Contents
- 1 How do I monitor my Kafka messages?
- 2 How do I monitor Kafka metrics?
- 3 How do I monitor Kafka with Grafana?
- 4 How do I check Kafka latency?
- 5 How do I monitor confluent Kafka?
- 6 Can Grafana connect to Kafka?
- 7 Which is the best tool for Kafka cluster management?
- 8 How to start a Kafka monitor on GitHub?
- 9 What’s the purpose of the Kafka monitor framework?
How do I monitor my Kafka messages?
Key Kafka metrics to monitor
- Messages in/out.
- Network handler idle time.
- Request handler idle time.
- Under-Replicated partitions.
- Leader Elections.
- CPU idle time.
- Host Network in/out.
How do I monitor Kafka metrics?
Top 10 Kafka Metrics to Focus on First
- Network Request Rate.
- Network Error Rate.
- Under-replicated Partitions.
- Offline Partition Count.
- Total Broker Partitions.
- Log Flush Latency.
- Consumer Message Rate.
- Consumer Max Lag.
How do I monitor Kafka with Grafana?
Let’s get to it!
- Import the dashboards into Grafana using JSON files.

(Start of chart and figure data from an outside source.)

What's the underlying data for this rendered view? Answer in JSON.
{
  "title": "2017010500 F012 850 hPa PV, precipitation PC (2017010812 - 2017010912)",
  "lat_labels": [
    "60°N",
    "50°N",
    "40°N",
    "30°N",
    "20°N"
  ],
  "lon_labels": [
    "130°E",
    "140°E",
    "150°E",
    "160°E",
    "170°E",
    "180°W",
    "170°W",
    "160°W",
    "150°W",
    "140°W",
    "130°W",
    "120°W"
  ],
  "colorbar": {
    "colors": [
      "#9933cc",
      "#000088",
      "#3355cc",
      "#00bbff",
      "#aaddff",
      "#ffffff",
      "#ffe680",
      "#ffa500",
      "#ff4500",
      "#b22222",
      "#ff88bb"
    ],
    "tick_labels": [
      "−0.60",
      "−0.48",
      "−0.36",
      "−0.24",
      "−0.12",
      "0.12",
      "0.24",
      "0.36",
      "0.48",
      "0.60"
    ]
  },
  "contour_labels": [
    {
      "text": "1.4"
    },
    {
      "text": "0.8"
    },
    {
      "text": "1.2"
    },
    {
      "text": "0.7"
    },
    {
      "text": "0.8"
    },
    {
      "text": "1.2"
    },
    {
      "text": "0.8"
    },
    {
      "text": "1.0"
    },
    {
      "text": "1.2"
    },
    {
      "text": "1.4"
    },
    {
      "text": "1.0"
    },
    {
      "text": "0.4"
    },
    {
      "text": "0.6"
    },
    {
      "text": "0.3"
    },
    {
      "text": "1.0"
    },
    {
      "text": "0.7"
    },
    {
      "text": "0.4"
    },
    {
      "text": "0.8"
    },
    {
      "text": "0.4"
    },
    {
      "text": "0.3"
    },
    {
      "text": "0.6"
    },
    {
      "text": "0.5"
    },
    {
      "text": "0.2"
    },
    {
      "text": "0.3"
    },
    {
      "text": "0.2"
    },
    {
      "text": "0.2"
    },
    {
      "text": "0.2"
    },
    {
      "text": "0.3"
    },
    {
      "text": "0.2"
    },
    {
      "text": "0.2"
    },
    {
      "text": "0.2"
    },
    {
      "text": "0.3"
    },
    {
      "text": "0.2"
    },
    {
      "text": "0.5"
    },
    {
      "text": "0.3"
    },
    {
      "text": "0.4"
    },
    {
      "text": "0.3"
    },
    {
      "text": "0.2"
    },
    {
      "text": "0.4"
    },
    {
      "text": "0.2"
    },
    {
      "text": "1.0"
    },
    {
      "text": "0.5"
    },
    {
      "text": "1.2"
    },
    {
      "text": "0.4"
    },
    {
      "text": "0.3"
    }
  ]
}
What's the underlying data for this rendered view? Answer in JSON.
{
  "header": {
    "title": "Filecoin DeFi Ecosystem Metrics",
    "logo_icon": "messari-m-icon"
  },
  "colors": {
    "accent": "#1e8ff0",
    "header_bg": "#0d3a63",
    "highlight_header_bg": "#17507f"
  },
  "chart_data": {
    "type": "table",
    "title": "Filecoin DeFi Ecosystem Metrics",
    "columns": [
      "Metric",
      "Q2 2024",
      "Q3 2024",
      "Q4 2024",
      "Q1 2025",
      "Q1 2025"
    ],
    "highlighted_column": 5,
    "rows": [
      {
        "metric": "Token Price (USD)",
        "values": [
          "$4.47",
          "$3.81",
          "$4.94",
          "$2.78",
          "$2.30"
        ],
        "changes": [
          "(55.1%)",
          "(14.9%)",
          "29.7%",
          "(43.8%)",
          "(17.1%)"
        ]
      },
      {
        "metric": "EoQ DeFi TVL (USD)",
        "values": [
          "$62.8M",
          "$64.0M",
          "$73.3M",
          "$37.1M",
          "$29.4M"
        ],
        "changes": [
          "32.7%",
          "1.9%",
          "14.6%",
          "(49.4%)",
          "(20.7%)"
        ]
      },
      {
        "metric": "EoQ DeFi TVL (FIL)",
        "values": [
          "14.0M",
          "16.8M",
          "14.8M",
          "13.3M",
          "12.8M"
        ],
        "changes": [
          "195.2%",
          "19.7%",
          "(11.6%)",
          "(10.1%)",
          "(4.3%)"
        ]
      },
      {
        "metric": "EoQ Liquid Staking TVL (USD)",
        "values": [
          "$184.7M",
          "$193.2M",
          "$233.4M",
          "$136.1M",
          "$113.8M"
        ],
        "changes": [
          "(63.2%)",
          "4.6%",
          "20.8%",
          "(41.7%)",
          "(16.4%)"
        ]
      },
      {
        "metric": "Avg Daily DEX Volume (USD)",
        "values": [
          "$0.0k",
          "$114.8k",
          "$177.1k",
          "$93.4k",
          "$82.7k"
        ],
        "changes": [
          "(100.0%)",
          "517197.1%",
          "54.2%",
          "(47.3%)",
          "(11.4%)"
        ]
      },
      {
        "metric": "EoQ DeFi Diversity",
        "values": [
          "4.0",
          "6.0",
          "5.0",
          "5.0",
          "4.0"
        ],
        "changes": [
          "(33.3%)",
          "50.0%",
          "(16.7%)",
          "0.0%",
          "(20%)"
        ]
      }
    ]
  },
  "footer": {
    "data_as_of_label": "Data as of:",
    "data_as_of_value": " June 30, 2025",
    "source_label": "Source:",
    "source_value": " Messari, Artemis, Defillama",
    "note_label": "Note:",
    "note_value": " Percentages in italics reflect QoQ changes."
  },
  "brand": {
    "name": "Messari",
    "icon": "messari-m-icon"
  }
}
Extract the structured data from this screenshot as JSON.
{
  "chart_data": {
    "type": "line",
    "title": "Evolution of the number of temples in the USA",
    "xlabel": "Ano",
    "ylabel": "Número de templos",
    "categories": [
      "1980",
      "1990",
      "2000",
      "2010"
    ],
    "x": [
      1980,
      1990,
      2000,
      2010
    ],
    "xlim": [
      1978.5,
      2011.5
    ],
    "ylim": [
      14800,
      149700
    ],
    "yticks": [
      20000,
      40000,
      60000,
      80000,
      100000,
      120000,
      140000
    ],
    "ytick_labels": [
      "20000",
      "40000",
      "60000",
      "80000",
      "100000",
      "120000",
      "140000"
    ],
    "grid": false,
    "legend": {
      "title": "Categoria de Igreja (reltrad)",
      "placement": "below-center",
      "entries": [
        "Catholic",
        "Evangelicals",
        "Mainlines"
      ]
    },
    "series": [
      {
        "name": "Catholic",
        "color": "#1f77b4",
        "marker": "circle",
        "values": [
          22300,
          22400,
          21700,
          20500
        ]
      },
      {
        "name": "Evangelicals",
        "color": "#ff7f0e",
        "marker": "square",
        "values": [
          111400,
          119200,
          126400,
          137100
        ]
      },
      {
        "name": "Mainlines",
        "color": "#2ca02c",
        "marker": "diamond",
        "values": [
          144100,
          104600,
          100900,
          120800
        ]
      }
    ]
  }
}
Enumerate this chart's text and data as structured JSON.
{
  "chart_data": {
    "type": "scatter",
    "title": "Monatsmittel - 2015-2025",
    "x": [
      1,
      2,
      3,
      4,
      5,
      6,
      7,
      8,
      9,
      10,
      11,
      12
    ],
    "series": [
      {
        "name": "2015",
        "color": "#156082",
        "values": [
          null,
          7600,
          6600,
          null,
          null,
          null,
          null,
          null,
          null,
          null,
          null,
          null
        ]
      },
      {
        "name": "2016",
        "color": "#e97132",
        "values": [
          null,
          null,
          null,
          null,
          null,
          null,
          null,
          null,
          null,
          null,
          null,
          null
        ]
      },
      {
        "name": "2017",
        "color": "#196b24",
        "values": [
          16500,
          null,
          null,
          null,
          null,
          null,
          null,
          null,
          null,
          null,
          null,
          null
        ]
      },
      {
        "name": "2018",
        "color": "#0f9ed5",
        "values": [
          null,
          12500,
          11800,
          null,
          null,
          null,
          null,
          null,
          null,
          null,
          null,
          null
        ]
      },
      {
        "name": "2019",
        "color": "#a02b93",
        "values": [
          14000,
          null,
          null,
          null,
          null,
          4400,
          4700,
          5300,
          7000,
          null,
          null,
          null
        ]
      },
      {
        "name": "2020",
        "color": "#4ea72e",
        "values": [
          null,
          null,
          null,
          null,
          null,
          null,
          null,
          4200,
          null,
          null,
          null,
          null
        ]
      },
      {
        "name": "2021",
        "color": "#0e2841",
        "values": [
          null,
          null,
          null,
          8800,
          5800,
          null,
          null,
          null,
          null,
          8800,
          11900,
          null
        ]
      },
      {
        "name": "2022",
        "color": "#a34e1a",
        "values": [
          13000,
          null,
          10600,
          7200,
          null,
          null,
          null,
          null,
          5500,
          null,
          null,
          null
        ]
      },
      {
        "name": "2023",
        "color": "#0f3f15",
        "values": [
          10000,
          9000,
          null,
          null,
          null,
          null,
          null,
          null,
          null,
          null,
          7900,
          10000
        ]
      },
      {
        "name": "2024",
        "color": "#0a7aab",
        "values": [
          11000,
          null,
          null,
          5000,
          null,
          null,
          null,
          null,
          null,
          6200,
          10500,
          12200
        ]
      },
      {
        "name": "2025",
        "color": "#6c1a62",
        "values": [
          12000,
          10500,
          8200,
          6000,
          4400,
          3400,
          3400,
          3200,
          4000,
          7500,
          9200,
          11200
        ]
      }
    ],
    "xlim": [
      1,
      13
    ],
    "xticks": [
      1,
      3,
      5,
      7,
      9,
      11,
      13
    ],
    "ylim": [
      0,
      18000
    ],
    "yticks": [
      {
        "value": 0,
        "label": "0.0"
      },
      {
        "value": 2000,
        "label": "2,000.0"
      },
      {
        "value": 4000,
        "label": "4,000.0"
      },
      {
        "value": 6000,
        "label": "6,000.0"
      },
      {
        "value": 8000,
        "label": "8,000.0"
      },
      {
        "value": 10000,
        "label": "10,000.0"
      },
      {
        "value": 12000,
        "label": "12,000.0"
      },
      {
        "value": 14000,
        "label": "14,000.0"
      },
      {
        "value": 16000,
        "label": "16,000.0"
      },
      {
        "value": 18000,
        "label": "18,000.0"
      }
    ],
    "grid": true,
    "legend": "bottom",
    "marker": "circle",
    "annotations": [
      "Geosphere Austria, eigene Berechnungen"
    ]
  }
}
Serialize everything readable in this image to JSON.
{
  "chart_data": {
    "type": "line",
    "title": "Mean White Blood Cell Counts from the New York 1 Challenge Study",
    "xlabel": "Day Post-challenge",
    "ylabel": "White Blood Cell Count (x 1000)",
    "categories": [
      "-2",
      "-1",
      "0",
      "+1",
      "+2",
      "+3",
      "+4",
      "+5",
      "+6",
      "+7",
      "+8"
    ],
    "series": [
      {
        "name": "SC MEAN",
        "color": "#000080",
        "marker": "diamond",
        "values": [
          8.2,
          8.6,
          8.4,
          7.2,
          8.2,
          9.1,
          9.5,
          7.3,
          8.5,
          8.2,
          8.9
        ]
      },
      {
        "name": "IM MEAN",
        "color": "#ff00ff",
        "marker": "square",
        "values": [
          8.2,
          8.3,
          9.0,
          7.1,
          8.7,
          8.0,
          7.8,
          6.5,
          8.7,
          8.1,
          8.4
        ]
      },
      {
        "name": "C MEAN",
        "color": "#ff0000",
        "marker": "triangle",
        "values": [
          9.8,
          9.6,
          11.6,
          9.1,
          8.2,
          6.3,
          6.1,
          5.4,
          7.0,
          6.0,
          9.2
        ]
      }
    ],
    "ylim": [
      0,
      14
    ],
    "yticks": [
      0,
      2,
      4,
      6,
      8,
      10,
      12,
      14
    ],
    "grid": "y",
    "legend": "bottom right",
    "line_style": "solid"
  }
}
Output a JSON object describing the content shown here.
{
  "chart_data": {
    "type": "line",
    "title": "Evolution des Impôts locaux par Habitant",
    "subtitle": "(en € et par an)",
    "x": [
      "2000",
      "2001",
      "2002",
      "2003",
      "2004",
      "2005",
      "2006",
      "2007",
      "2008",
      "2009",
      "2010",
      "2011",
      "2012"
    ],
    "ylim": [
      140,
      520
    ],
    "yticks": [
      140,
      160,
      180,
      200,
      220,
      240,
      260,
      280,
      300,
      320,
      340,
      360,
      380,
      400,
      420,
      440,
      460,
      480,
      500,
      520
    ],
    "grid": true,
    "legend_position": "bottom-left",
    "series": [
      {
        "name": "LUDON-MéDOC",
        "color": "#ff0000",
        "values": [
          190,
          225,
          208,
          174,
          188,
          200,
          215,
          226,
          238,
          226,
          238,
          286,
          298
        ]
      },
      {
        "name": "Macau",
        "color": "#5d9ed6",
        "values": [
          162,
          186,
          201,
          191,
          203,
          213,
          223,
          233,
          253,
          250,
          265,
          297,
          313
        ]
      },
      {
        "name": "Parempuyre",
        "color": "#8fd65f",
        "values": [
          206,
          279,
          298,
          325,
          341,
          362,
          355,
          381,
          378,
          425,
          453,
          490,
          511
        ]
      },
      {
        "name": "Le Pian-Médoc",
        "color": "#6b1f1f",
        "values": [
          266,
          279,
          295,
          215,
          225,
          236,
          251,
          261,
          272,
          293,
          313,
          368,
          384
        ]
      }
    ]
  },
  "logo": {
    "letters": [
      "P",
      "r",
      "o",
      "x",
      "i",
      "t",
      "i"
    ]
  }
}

- Log in to your Grafana instance from the web browser.
- Navigate to Dashboards > Manage.
- Click Import.
- Click Upload .
- Import the relevant dashboard ( kafka-overview.
How do I view a Kafka topic?
How to check if Kafka topics and data is created
- Run the command to log on to the Kafka container: kubectl exec -it broker-0 bash -n
- Run the command to list the Kafka topics: ./bin/kafka-topics.sh –list –zookeeper itom-di-zk-svc:2181.
How many messages can Kafka handle?
Also, since Aiven Kafka services are offered only over encrypted TLS connections, we included the configuration for these, namely the required certificates and keys. librdkafka defaults to a maximum batch size of 10000 messages or to a maximun request size of one million bytes per request, whichever is met first.
How do I check Kafka latency?
The simplest way to check the offsets and lag of a given consumer group is by using the CLI tools provided with Kafka. In the diagram above, you can see the details on a consumer group called my-group . The command output shows the details per partition within the topic.
How do I monitor confluent Kafka?
Apache Kafka® brokers and clients report many internal metrics. JMX is the default reporter, though you can add any pluggable reporter. You can deploy Confluent Control Center for out-of-the-box Kafka cluster monitoring so you don’t have to build your own monitoring system.
Can Grafana connect to Kafka?
The integration with Kafka is available now for Grafana Cloud users. If you’re not already using Grafana Cloud, we have new free and paid plans to suit every use case — sign up for free now. It’s the easiest way to get started observing metrics, logs, traces, and dashboards.
How do I view kafka partitions?
Go to your kafka/bin directory. You should see what you need under PartitionCount . Note that I just needed to pull out partition IDs, but you can additionally retrieve any other partition metadata, like leader , isr , replicas , And BrokerInfo is just a simple POJO that has host and port fields.
Which is the open source monitoring tool for Apache Kafka?
Other views provide overviews of cluster load and underlying server resource usage statistics. Burrow is an open source monitoring tool to track consumer lag in Apache Kafka clusters.
Which is the best tool for Kafka cluster management?
Kafka Tool Kafka Tool is a GUI framework for Apache Kafka cluster management and use. It offers an intuitive user interface that easily accesses objects in a Kafka cluster and the cluster topics’ messages. This provides functionality targeted at developers and administrators.
How to start a Kafka monitor on GitHub?
You begin by cloning and building the GitHub repository: The bin/kafka-monitor-start.sh script is used to run Kafka Monitor and begin executing checks against your Kafka clusters. Although it uses the word “test”, this implies a runtime monitoring check.
What’s the purpose of the Kafka monitor framework?
As described on the Kafka Monitor GitHub page, the goal of the Kafka Monitor framework is to make it as easy as possible to develop and execute long-running Kafka-specific system tests in real clusters and monitor application performance.